Выдернув один цветок, Вероника прикрепила его к ветке нависшего над лавочкой куста.
— Новое в ботанике: гибрид сирени с гвоздикой! А букет теперь — нормальный, по всем правилам!
— Как твой грипп?
— Кончился грипп! На работу
— Иван Михайлович обрадуется: жаловался, когда я заходил, что совсем замотался, все самому приходится делать.
— Ничего, не перетрудится Иван Михайлович!
— Что ты так сурово?
— Надоел он мне — во как! Хоть и неплохой дядька, а осточертел! За время болезни отдохнула от него малость, и то благодать!
— Мужик он действительно хороший, я его очень уважаю и люблю. Не знаю, чем тебе не пришелся?
— Да с ухаживаниями своими!.. Следит за каждым шагом: куда? зачем? кто звонил? Пригласит в кино — причем в рабочее время всегда, после работы он вечно домой торопится, — откажусь: почему да отчего? «Есть у тебя кто-то, Вероникочка, чувствую, что есть…» Я ему однажды прямо сказала: есть! А он: «Кто такой, почему не знаю?..» Когда я к тебе первый раз собралась поехать — едва упросила его подписать заявление за свой счет. «Для чего тебе целая неделя, по каким таким семейным обстоятельствам? Скажешь — подпишу…» Мне уж пригрозить пришлось, что отнесу заявление прямо главному инженеру, тогда только поставил свою закорюку.

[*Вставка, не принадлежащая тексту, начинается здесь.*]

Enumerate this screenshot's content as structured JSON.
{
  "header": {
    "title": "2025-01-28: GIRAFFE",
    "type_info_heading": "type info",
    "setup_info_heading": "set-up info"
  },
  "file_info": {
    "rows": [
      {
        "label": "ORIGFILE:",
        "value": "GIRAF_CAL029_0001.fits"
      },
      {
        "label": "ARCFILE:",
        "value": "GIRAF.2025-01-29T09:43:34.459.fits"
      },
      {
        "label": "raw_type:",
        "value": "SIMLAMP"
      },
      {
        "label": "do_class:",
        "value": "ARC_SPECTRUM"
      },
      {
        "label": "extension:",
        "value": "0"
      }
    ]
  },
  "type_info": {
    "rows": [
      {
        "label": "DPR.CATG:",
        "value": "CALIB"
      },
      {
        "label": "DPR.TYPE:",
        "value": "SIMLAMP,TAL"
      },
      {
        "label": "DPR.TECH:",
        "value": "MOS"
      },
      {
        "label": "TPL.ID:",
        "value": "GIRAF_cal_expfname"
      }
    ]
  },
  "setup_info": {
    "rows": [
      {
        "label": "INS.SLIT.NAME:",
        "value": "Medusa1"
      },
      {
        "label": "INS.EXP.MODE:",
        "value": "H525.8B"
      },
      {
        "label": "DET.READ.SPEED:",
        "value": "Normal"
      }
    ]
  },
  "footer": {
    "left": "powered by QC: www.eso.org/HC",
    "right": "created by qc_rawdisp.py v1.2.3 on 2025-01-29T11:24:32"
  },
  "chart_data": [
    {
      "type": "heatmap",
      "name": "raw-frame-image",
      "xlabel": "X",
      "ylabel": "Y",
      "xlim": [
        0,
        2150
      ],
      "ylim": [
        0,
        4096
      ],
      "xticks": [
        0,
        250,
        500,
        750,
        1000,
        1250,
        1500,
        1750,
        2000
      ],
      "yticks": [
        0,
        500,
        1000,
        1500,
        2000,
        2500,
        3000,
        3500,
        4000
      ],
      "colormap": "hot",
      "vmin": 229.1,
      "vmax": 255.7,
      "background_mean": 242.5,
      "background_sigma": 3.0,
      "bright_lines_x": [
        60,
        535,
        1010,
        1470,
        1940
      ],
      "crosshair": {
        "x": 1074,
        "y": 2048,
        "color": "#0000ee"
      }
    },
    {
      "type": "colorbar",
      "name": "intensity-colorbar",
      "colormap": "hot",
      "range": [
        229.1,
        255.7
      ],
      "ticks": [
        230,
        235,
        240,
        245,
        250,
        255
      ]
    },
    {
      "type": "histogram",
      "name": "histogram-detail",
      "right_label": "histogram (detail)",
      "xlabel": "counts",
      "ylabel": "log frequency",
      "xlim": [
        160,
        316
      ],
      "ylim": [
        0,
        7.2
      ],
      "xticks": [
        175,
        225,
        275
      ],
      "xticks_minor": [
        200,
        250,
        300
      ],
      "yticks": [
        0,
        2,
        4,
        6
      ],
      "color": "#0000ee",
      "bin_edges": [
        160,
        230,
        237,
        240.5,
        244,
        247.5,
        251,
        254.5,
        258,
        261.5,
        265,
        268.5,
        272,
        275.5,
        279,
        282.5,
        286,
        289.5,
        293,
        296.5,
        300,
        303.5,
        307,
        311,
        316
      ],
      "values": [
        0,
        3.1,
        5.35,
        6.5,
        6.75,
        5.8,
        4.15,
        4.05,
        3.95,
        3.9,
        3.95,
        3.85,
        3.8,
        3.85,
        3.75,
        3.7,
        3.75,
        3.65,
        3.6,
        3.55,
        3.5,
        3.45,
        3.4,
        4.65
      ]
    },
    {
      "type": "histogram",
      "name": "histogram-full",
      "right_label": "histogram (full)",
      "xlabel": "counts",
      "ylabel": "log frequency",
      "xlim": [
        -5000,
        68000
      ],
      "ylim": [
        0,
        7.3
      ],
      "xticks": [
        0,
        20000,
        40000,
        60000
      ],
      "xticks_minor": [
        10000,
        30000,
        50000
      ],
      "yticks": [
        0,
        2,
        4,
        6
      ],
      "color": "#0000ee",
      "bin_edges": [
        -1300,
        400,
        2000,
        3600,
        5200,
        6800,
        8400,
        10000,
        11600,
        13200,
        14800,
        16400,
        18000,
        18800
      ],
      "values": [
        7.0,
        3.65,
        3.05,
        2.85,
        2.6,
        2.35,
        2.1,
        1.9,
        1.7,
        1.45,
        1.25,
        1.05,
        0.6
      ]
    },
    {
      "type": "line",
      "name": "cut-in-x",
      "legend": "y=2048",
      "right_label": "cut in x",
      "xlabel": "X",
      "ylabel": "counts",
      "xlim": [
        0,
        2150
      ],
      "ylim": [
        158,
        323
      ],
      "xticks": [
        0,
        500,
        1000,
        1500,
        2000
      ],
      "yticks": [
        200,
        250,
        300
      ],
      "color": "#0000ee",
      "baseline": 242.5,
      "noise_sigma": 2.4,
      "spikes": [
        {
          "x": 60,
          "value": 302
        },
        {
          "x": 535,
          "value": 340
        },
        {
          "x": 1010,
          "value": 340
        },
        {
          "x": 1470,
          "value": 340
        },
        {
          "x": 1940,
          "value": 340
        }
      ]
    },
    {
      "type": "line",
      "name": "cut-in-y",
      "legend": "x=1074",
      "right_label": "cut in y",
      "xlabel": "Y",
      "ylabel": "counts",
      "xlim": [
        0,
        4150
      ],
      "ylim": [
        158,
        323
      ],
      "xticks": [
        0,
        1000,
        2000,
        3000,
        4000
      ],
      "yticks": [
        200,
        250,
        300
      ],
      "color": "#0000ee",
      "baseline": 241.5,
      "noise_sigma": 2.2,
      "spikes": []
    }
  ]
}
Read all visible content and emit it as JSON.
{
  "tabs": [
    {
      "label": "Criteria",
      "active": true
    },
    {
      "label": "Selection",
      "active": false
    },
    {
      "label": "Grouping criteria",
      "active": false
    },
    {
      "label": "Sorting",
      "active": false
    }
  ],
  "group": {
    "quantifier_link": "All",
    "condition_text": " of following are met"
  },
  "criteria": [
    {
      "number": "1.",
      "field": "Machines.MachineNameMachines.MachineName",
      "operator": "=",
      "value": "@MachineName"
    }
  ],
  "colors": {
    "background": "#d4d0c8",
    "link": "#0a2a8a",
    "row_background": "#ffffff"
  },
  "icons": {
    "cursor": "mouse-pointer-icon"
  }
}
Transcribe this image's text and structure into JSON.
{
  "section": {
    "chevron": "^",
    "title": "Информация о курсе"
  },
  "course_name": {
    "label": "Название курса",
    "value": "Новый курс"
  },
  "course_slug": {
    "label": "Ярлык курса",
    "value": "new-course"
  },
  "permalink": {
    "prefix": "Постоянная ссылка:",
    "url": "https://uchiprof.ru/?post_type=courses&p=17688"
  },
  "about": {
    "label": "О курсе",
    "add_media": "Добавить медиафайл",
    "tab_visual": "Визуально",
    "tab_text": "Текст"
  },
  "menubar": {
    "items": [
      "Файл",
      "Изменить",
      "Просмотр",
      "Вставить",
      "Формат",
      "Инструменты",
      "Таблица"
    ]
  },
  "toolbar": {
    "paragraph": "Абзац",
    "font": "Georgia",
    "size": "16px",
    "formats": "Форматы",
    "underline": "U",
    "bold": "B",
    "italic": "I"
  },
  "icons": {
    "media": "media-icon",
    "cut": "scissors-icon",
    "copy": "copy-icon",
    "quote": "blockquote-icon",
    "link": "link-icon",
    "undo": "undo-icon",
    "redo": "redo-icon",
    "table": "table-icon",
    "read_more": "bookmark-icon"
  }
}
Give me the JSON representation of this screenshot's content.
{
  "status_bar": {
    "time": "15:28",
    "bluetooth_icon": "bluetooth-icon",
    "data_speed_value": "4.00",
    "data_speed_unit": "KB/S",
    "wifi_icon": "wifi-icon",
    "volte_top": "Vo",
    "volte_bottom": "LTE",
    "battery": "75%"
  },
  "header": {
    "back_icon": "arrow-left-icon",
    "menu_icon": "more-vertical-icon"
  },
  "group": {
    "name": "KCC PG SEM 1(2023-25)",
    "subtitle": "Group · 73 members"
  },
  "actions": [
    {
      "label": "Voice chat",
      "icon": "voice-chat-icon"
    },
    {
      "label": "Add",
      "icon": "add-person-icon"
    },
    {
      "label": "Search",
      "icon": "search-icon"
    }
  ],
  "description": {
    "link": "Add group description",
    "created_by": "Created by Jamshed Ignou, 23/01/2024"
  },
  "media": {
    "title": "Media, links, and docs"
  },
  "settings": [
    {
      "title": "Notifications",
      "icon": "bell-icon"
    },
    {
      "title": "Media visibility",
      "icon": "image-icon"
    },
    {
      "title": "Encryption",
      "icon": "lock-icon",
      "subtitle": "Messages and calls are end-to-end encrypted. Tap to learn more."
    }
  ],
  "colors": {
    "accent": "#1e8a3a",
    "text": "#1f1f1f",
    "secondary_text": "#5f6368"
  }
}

— Ну, Михалыч! Влюбился, что ли?
— Да бес с ним! — Вероника обмахнула лицо букетом. — Тепло… Дождались наконец-то лета… А помнишь, какой мороз был, когда я к тебе приехала? Пурга мела — страшная! От автобусной остановки мы километра два по голому полю шли: думала — точно замерзну! Хорошо, что женщина одна помогла, мы с нею в автобусе познакомились — сидели рядом. Разговорились, пока наш «пазик» заносы да ухабы одолевал. Она меня сразу, только глянула на мою сумку, спросила: «Туда?» Я кивнула. «К кому?» — «К брату», — отвечаю. «А я, говорит, к сыну…» Он у нее за драку попал: выпили с приятелями перед уходом в армию, ну и поцапались за здорово живешь с какими-то мужиками в закусочной… Славная оказалась женщина — и сумку мне дотащить пособила, и подбадривала по-всякому…
— Плохо подбодрила — если ты сразу же плакать начала…
— Не сдержалась я… Увидела тебя в арестантском и… А потом смертельно себя ругала: и так-то ему не шибко весело, а тут еще — любуйся, как я нюни распускаю…
— Я, честно говоря, не верил, что ты приедешь. Пять раз письмо перечитывал — все одно: не верил. Зато во второй раз ни минуты не сомневался, сразу обрадовался и дни до приезда считать начал.
— Летом мне никто уже помешать не мог: мой отпуск, законный, сама себе хозяйка!
Алексей вдруг помрачнел.
— Лариса вот ни разу не приехала…
— Куда ей — у нее дочка на руках!
— Могла бы на время у матери пристроить.
— Легко вам, мужикам, рассуждать!
— Ты-то что ее защищаешь?!
— Я не защищаю, я — ради справедливости… Катя в городе или на даче?
— Пока в городе — на днях отправят.
— Почему — «отправят»? А ты — на что? Совсем от отцовских обязанностей отвык?
— Да нет вроде… Но и заново привыкать — ко многому, чувствую, придется. Пока, знаешь, все у меня так, в подвешенном состоянии: далеко заглядывать не хочется — доехать бы до ближайшей станции, а там видно будет. Я и про нас с тобой ничего наперед не задумываю.